MU: That’s really great, good for you. It will be Beard o Bees first album, that’s awesome.

JM: Thanks you know, the other thing with it is I am trying to push the boundaries of what you can do live with electronic music. For example actually last month I spent some time developing my own software that I now use. I have this whole original system set up where I can actually play the music that is happening.

 

MU: Really, What it is called?

JM:  Well it is all run through Ableton and this program called MAX and I use what are called these grid controllers which is basically grids of buttons, one is called the launch pad and one called the monome and the monome is really an open source program (people share it) so then you can dig in and write your own programs for it basically and that’s one of the things I have been working on you know. I have seen enough dudes literally press play and wave their hands around and to me that’s pretty uninteresting, but maybe I spend too much time trying to come up with this stuff, but for me it’s just not interesting to do that. I want to try and challenge myself.
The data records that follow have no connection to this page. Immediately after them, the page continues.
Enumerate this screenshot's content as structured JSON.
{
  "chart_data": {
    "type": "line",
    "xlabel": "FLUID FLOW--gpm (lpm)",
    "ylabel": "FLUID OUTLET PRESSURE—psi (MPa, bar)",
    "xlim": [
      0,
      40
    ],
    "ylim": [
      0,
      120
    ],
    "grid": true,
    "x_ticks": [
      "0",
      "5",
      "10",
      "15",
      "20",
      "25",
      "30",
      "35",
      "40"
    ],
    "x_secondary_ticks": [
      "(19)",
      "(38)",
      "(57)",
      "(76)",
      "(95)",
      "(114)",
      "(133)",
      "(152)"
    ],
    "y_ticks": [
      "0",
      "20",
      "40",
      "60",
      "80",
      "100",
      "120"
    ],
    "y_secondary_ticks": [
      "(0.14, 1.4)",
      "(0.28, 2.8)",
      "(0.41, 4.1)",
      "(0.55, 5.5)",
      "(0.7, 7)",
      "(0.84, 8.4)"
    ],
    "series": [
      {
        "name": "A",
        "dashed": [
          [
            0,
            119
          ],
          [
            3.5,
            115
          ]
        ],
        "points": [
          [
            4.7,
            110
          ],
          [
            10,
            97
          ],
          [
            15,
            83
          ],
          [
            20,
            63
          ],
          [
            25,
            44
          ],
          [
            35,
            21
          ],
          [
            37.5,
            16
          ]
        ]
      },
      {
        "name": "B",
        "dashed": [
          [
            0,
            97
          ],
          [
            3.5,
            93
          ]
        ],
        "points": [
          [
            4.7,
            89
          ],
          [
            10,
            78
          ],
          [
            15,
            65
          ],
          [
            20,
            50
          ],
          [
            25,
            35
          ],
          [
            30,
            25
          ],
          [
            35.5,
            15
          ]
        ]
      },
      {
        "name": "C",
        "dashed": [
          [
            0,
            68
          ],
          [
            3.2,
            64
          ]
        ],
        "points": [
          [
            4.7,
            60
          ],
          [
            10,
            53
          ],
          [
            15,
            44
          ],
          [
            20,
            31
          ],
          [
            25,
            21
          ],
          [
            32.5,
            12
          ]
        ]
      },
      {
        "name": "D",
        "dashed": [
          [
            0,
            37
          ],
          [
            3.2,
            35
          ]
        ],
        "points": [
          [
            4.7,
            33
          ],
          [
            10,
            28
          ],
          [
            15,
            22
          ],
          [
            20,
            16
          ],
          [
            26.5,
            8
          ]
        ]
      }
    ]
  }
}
*Ableton is designed to be an instrument for live performances as well as a tool for composing and arranging, it can also be used by DJs for mixing tracks.

 

MU: hahaha, there’s no doubt that many of these “artists” are just hitting play. I mean I have only seen Beard o Bees once before tonight (12/30/11 | The Blockley – Philly, PA) and you were busy, I was engaged and it was not only a pleasure to hear, but interesting to watch you work not like half the people you and I have both seen at festivals everywhere and it’s becoming stale at this point.

The little board/grids we were talking about that you program yourself, how hard is that to do?

JM: Well I mean it takes a little while, usually I will write a track then after I think it’s in a pretty good spot, basically I’m breaking it down into its four elements. The drum parts, the bass parts, the leads parts and maybe the vocal parts or something else. So once that’s all broken out, I can be playing certain things whole or in parts while others might be already going, so it’s a lot of that…kind of deconstructing my own material then putting it back together live.

 

MU: That’s great, I think it’s those exact reasons many find you to be so entertaining. You were just out in LA for the “Low End Theory” events, how did that go? Different crowd?

JM: It was really fun, “The Low End Theory” was a bit of a different crowd and really it’s a whole scene that has kind of developed around that weekly or whatever Low End Theory event because people already know that it’s going to be this awesome night,  it was packed I mean people could not even dance it was that kind of thing. I mean I feel a lot of their stuff is based a little more in instrumental hip hop, like Flying Lotus actually did a set right after me, so you know my stuff being a little more on the house side, I did a few slower kind of things that I have which I thought fit in really well and the crowd was digging it.

 

MU: Do you think people were there for you, being Lotus, or just out to see live music?

JM: A couple people were there because they knew me or who Lotus was, but I think in general the majority of people were out to just see music and forward thinking artists doing some type of electronic set because like I said every Wednesday it’s just known that there will be 5 or 6 artists playing that night.

 

MU: Any plans for a Beard o Bees tour once you get an album out?

JM: Yea I would like to if Lotus has some downtime. I mean I try and plug in shows here and there when we have some time off. I really enjoy Beard o Bees because it’s a totally difference experience playing solo then with the band.

 

MU: How taxing will tonight be with Beard o Bees then Lotus right after?

JM: It’s going to be tough, haha, I have done it one time before, I mean I will do about an hour of Beard o Bees then three hours of Lotus, so it will be a long one for sure. The one other time I think the opener cancelled or something, it was a last minute thing, does not happen very often that’s for sure.

 

MU: Thank You very much for your time, it was a pleasure talking with you.